Dynamic nitrogen deposition thresholds during forest stand development in a Douglas fir forest analysed with two nitrogen models SMART2 and MERLIN

In contrast to the classical critical load (CL) concept, based on long-term steady state conditions, a dynamic deposition threshold (DDT) is introduced. This DDT takes into account all relevant dynamic aspects of vegetation development/forest growth, mineralisation, immobilisation and denitrification, depending on the successional stage of the forest. DDT values for nitrogen were determined for a Douglas fir rotation by two process-based nitrogen models SMART2 and MERLIN using three different criteria for critical nitrogen leaching.
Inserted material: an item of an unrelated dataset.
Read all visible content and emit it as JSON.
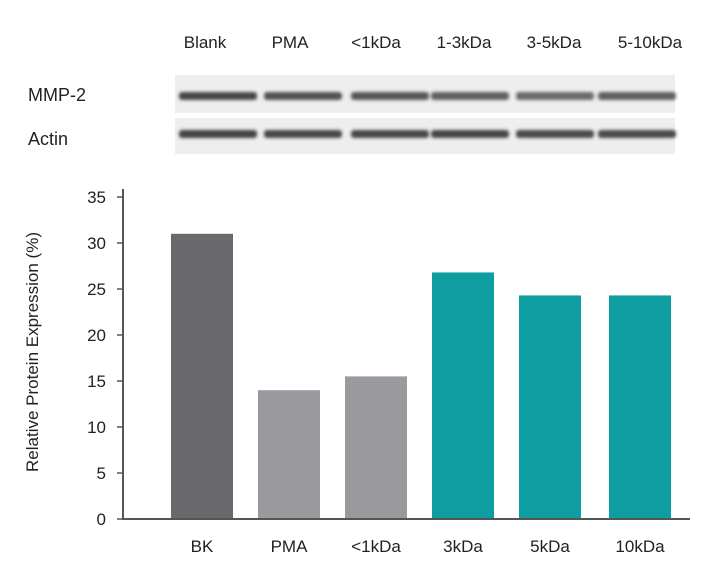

During most of the rotation time, the predicted DDT values were higher than the corresponding traditional CL. SMART2 and MERLIN predicted a maximum DDT of 4.9 and 4.6 kmol N ha(-1) yr(-1) (69 and 64 kg N ha(-1) yr(-1)), respectively, when accepting a critical N leaching level of 1.73 kmol N ha(-1) yr(-1) related to impacts on ground water quality. This is due mainly to relatively high tree uptake during the first 50 years of a forest rotation, compared to a long-term estimate, Le, the average tree uptake during a rotation period, used in the traditional CL calculation. At the lowest critical N leaching level of 0.10 kmol N ha(-1) yr(-1), corresponding to a level that might be critical for vegetation changes, the calculated DDT value and related N availability was such that it influenced tree growth, indicated by an increased CN ratio in foliage and organic matter. The two models SMART2 and MERLIN predicted comparable absolute levels of DDT but with a completely different temporal pattern. This was caused by differences in timing of mineralisation in the soil. Both models showed the importance of the soil for supplying N for tree growth in young and productive forests, but the timing of this mobilisation of N from the soil was different. This difference between the two models reflects the lack of knowledge of the mechanisms of the role of soil organic matter in satisfying tree N demand, Nevertheless, this method has a high potential for increasing more detailed insight into the dynamic behaviour of CL, which will make it possible to focus management options on a smaller spatial and temporal scale.